A runner’s glossary
Whether you’re new to the sport or not, running jargon can seem like a foreign language. If you’re training for a race, workouts that call for “800m repeats” or “negative split” long runs can seem intimidating. And what the heck is a fartlek? Lucky for you, we here at Running Shorts have decoded some of the sport’s most common terms. Read on to bone up on your running vocabulary and maybe even impress your fellow road racers.
Interval – refers to speed work that alternates between a specific distance of fast running followed by a period of rest.
Repeat - usually refers to the “work” part of a workout, often used interchangeably with interval. Repetition training can also describe shorter, faster bursts of work than interval training.
Rest – the amount of time between repeats. Active rest is usually measured by distance (i.e. 400m easy jog) while other workouts call for a timed recovery (like 30 seconds of no running).
Tempo – According to Jack Daniels’ Running Formula (Human Kinetics): “A tempo run is nothing more than 20 minutes of steady running at threshold pace.” Tempo runs are often described as “comfortably difficult.”
Fartlek – a Swedish word that means “speed play.” You alternate between running fast and running slowly to recover. Runners often use informal landmarks (i.e. mailboxes, lamp posts) to measure the fast portion of their fartlek workouts.
Strides – a series of brisk, short (100 meters or so) periods of running one does as part of a warm-up or cooldown.
Negative Split – to finish the second half of a run or race faster than the first half.
Recovery Run – a very easy run usually done the day after a race or hard workout. The goal of a recovery run is to loosen up your muscles and should be done at least 2 minutes slower than race pace.
Lactic Acid Threshold – amount of effort it takes before the body switches from aerobic exercise to anaerobic. A rule of thumb is that if you can carry on a normal conversation while running, you’re below your lactic acid threshold.
Vo2 Max – your body’s maximum capacity to transport and use oxygen during exercise.

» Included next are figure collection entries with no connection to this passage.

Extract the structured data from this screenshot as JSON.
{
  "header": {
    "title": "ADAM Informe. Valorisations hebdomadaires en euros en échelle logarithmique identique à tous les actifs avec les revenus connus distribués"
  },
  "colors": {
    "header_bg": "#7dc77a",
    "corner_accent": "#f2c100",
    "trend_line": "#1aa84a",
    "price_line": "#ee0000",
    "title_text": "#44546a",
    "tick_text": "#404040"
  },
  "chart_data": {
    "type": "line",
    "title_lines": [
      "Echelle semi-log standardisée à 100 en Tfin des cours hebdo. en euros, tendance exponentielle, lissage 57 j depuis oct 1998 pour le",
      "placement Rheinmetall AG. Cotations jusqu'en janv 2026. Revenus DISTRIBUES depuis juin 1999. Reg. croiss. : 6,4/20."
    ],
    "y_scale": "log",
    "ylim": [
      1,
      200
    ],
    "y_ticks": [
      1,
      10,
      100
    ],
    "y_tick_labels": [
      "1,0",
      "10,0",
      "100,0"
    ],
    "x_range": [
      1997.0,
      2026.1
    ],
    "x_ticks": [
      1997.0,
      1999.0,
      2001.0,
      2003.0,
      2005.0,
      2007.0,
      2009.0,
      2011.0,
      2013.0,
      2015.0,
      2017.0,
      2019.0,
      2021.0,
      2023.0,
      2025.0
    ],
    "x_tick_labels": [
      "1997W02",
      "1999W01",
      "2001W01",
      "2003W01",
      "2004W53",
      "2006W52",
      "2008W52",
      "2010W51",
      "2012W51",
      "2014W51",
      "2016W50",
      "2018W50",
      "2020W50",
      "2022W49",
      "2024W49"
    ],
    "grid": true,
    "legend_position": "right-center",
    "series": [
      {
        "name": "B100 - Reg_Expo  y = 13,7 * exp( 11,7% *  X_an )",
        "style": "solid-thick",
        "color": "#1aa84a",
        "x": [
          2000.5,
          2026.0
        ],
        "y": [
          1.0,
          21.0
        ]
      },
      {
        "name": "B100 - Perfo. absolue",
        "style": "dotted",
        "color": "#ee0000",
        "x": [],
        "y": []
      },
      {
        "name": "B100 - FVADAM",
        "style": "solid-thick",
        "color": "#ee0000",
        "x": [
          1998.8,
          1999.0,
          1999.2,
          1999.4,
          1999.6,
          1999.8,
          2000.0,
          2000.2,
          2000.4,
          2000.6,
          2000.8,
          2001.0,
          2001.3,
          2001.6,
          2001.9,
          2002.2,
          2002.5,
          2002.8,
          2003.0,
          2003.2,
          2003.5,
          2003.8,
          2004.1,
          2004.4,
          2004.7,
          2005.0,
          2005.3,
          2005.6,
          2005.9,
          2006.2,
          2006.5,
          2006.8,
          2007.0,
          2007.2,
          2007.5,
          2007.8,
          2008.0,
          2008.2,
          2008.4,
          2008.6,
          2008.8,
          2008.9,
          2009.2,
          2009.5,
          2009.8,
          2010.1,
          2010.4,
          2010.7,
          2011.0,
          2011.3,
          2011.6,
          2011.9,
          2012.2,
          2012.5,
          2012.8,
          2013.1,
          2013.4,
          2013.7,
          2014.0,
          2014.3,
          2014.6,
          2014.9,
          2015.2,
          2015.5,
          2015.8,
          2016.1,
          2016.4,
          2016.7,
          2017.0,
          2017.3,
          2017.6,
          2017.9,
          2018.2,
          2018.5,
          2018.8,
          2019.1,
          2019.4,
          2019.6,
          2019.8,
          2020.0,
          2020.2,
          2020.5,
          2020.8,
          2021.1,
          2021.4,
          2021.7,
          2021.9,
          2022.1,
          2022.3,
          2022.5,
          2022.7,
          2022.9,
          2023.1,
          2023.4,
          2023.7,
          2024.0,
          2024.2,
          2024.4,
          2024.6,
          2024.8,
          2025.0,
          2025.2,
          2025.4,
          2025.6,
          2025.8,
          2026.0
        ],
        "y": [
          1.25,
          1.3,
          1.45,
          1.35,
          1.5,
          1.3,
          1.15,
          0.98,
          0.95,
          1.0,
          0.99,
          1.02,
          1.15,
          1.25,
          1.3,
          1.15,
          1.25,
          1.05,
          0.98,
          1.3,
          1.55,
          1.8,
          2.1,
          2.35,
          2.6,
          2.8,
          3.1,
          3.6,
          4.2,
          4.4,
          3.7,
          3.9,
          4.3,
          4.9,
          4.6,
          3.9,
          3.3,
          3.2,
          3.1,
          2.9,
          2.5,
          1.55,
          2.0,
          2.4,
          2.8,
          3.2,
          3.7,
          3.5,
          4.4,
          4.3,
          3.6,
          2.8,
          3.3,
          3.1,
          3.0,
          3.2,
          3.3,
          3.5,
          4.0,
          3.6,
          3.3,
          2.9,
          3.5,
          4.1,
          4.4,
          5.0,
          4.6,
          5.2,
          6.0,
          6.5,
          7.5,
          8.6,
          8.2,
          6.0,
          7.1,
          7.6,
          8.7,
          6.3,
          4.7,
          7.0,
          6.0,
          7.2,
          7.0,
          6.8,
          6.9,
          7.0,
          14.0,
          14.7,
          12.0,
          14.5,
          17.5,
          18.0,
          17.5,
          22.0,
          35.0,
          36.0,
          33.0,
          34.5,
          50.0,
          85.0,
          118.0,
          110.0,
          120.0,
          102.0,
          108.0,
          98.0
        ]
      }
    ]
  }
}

Racing Flats – lightweight shoes with minimal support worn during a race.
Singlet – sleeveless jersey that is worn during a race. If you belong to a team or running club, the singlet will identify you as a member.
Bonk – the unpleasant and often dangerous experience of having your muscles shut down when you run out of carbohydrate stores during a long(ish) run. Usually occurs within an hour and a half of race-pace running if you don’t replenish.
Ultra – short for “ultramarathon,” which describes any race longer than 26.2 miles. The shortest ultras are generally 50K’s, but some are as long as several hundred miles.
Fat Ass – a no-frills, minimally organized, usually free ultramarathon or trail race.
Taper – the process of reducing mileage and intensity of training in the weeks leading up to a race. In marathon training, the taper lasts between two and three weeks.
Turnover – the rate of one’s steps while running, measured in steps per minute. Many coaches consider a turnover rate of 180 steps/minute to be ideal. To measure yours, simply count how many times your feet ( count both of them!) strike the ground during a minute of running.